On March 13, 2019, at the losing Petitioner/Appellant’s request, the California Supreme Court ordered depublication of the Sixth District’s partially published opinion in Alliance of Concerned Citizens Organized for Responsible Development v. City of San Juan Bautista (2018) 29 Cal.App.5th 424 (No. S253725); my December 3, 2018 post on the case can be found here.  Review of the decision was not sought or granted, so its result stands unaffected by the high court’s action.  The main takeaway from this decision was that the nature of a final judgment is determined by its substance and effect in resolving the claims raised in the action on their merits, rather than by any label the court attaches to it.  The grant of depublication means only that, subject to very limited exceptions, the opinion “must not be cited or relied on by a court or a party in any other action.”  (Cal.

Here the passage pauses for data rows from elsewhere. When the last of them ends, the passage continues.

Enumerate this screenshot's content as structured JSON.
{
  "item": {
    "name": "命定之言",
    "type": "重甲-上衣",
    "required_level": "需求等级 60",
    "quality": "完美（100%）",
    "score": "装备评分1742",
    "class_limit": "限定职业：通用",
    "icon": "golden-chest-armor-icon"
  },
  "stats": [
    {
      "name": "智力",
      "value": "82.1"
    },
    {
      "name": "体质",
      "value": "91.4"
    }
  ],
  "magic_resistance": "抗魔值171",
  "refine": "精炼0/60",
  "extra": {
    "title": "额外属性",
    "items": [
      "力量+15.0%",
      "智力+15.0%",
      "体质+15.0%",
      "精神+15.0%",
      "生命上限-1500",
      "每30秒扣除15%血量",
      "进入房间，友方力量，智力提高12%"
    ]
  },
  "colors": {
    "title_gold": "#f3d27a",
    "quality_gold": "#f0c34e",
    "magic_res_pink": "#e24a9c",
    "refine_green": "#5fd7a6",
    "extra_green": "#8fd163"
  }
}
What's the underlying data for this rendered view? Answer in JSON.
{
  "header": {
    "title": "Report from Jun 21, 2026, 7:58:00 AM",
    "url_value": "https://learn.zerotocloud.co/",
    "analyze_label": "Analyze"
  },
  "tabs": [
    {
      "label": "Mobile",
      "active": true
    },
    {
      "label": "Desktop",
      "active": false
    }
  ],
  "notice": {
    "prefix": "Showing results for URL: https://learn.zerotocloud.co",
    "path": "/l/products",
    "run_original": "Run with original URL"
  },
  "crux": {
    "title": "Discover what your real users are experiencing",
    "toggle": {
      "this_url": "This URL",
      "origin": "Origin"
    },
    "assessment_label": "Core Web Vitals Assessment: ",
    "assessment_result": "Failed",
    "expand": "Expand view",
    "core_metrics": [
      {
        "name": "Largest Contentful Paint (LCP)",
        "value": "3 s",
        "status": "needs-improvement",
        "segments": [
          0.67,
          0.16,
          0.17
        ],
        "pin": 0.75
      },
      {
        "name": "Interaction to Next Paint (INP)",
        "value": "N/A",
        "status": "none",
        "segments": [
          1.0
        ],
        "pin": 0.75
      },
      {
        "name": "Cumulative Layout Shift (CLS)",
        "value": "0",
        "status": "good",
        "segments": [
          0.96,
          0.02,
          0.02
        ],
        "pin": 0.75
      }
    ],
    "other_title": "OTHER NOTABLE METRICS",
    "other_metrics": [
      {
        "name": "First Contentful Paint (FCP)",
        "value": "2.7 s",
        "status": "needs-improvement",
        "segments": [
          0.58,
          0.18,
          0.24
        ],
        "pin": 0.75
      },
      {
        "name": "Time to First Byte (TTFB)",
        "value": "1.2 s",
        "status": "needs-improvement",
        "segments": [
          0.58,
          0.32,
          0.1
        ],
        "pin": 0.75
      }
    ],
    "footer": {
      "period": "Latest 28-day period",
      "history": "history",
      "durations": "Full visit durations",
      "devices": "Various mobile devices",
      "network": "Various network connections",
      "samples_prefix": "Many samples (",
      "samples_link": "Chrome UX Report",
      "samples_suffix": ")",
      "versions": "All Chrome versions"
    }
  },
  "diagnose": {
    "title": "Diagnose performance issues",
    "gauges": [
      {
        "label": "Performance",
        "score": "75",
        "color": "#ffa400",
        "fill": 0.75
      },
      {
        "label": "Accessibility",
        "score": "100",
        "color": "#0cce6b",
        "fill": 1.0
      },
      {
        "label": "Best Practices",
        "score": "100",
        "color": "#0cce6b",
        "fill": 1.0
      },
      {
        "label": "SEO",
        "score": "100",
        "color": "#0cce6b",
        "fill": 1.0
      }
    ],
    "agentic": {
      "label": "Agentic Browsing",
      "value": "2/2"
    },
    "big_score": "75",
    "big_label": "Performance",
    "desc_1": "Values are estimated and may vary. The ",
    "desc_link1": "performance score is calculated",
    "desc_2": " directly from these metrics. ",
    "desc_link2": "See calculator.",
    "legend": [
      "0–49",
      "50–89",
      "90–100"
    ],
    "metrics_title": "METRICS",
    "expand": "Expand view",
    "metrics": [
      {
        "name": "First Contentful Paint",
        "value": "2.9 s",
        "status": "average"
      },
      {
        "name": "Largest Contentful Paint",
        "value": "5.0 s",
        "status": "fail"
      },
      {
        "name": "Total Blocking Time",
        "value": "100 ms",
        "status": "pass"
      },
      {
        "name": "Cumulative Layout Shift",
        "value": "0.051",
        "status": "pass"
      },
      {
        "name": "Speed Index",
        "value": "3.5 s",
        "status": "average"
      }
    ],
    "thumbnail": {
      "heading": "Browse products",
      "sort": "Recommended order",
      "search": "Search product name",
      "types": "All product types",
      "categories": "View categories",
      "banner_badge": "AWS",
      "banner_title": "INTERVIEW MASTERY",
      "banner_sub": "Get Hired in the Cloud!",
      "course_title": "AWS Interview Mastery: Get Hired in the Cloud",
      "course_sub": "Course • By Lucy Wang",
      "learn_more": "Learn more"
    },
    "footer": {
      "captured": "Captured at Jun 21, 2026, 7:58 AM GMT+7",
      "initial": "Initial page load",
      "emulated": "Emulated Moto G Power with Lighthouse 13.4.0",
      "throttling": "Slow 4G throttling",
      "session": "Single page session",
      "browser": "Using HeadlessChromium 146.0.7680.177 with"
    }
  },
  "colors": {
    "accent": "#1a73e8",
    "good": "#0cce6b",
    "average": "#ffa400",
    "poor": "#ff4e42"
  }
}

Rules of Ct., Rule 8.1115(a).)

It is, of course, impossible to determine the reasons why the Supreme Court depublishes any decision, since depublication orders do not state reasons.  Failure to meet the standards for publication is the obvious suspect here.  Court of Appeal opinions are supposed to meet certain articulated standards to be published, such as where (paraphrasing the Rules of Court) they:  (1) establish a new rule of law; (2) apply an existing rule to significantly different facts than other published opinions; (3) modify or explain or criticize with reason an existing rule; (4) put a new gloss on or criticize a constitutional, statutory or ordinance provision or court rule; (5) address or create a conflict in the law; (6) involve an issue of continuing public interest; (7) make a significant contribution to the legal literature by scholarly exegesis; (8) invoke a previously overlooked or not recently applied legal rule or principle; or (9) are accompanied by a dissent or concurrence that together with the majority opinion significantly contribute to the development of the law.  (See Rule 8.1105(c).)

The Supreme Court may simply have believed the opinion in this case failed to meet any of the standards that would render it publication-worthy.  As my prior post on the case pointed out, the opinion applied “settled law” and “well-settled legal principles” to the facts before it, so despite its extensive analysis of those rules and principles along with citations to the many cases stating them, it didn’t really break any new legal ground.  In any event, what can be said with certainty is that:  “A Supreme Court order to depublish is not an expression of the court’s opinion of the correctness of the result of the decision or of any law stated in the opinion.”  (Rule 8.1125(d).)